In consult team rounds, the psychologist discussed the case with the psychiatrist, and it was decided that the psychiatrist would evaluate John to see if medication would be appropriate for his nightmares and panic attacks. Since John’s symptoms had only started a week prior and he did not have a history of anxiety or depression, the psychiatrist planned to continue to monitor the need for consideration of a more long-acting medication (e.g., a SSRI) while therapeutic interventions were implemented. Additionally, the psychiatrist recommended prazosin (an antihypertensive drug that appears to have some efficacy in decreasing anxiety via dampening the norepinephrine effects likely contributing to the nightmares) to help with his nightmares. It was also decided that the psychologist would accompany John to his next dressing change to assist with behavioral techniques, e.g., coaching John in imagery techniques, providing distractions, and modeling positive self-statements. With the titration of the medication and psychologist coaching during his dressing change, his anxiety decreased significantly. John did not have any additional panic attacks and the dressing change was not prolonged as it previously had been. John’s sleep also improved, and he no longer experienced nightmares.

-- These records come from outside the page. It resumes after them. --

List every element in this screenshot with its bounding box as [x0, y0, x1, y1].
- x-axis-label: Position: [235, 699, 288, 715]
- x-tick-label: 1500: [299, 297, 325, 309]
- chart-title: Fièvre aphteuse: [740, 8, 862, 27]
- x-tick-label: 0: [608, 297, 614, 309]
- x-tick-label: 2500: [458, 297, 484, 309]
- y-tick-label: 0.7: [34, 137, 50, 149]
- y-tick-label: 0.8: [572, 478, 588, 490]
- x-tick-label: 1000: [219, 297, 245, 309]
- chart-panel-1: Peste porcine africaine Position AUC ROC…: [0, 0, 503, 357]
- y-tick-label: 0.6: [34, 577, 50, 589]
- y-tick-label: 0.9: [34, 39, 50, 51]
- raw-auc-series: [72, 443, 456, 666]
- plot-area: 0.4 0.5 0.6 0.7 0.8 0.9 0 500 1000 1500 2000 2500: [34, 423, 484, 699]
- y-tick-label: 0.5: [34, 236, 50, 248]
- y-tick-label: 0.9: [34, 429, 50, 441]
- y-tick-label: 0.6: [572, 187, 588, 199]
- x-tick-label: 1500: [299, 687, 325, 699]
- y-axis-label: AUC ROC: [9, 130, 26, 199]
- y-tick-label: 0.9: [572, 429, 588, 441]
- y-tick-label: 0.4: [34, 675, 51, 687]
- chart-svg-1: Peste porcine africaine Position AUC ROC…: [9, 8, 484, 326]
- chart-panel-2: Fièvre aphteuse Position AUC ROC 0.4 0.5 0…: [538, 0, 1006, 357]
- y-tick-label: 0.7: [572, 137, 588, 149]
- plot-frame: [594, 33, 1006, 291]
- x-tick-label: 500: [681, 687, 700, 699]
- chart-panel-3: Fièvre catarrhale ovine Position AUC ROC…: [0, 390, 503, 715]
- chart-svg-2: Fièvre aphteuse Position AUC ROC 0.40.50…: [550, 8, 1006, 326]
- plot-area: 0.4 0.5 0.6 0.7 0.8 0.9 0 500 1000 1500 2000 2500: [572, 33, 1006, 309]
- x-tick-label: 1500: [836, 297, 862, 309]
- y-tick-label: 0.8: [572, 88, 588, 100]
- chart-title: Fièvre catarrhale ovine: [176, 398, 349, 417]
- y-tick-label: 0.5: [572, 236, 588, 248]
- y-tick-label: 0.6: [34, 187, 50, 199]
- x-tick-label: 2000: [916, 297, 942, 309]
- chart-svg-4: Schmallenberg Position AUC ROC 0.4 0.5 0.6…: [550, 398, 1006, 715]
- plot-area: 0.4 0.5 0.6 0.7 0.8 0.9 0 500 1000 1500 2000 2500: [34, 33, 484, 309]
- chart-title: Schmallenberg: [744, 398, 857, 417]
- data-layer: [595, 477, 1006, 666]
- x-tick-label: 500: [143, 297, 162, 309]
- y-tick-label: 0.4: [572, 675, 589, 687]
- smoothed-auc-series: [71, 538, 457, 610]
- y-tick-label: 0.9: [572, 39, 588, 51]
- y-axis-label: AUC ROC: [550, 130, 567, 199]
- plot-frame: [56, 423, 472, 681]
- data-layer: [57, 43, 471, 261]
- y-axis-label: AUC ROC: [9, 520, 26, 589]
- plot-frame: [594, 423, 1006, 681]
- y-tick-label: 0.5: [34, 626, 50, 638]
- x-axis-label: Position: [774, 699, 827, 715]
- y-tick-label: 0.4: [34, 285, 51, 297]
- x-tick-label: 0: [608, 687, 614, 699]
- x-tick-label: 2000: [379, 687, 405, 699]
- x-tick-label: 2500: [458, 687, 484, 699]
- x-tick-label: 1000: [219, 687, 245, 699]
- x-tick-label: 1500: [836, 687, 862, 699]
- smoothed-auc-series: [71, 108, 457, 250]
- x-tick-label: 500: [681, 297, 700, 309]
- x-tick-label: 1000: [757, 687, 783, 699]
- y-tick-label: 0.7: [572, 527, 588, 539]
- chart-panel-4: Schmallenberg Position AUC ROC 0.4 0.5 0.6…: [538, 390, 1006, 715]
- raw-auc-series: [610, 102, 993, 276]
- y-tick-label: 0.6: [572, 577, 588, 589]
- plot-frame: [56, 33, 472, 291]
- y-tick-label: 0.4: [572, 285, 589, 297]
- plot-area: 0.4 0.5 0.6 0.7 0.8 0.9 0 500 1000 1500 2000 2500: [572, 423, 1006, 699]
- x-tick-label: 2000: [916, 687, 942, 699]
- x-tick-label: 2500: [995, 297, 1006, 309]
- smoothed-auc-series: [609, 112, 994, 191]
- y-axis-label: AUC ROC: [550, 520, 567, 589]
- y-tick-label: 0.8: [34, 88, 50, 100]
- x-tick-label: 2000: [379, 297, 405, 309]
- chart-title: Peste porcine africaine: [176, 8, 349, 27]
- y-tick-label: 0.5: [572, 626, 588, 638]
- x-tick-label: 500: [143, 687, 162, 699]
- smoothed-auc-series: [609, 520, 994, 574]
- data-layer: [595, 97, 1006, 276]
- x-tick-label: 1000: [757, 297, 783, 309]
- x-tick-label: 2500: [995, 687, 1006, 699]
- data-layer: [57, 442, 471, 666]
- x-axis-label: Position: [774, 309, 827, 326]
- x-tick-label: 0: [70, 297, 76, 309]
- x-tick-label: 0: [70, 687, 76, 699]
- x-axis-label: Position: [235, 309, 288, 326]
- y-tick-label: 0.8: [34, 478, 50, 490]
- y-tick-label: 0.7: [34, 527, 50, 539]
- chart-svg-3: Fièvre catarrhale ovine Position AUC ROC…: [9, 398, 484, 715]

In this case, close collaboration between the psychologist and the psychiatrist was essential to achieving desired outcomes. Given the severity of John’s anxiety and trauma symptoms at admission, the behavioral techniques the psychologist utilized were of minimal efficacy. The psychiatrist prescribed a medication beneficial in treating his nightmares and improved his sleep. The intervention allowed the psychologist’s treatment strategies to become more effective and optimized John’s treatment.

Conclusion

In conclusion, there is limited research on the collaboration of psychiatry and psychology, especially in CL settings, and future research is needed to better understand the benefits of collaboration. Despite the sparse literature, existing evidence suggests close collaboration between psychiatry and psychology in providing pediatric CL services is likely to result in more efficient care with better outcomes. When psychiatry and psychology providers collaborate effectively, they are able to capitalize on and integrate each of their unique strengths to create a more robust psychological conceptualization of the patient leading to an often more efficient and effective treatment plan. In addition to patients benefitting from collaboration between psychiatry and psychology for CL services, trainees can also benefit from training with both psychiatrists and psychologists and alongside other disciplines.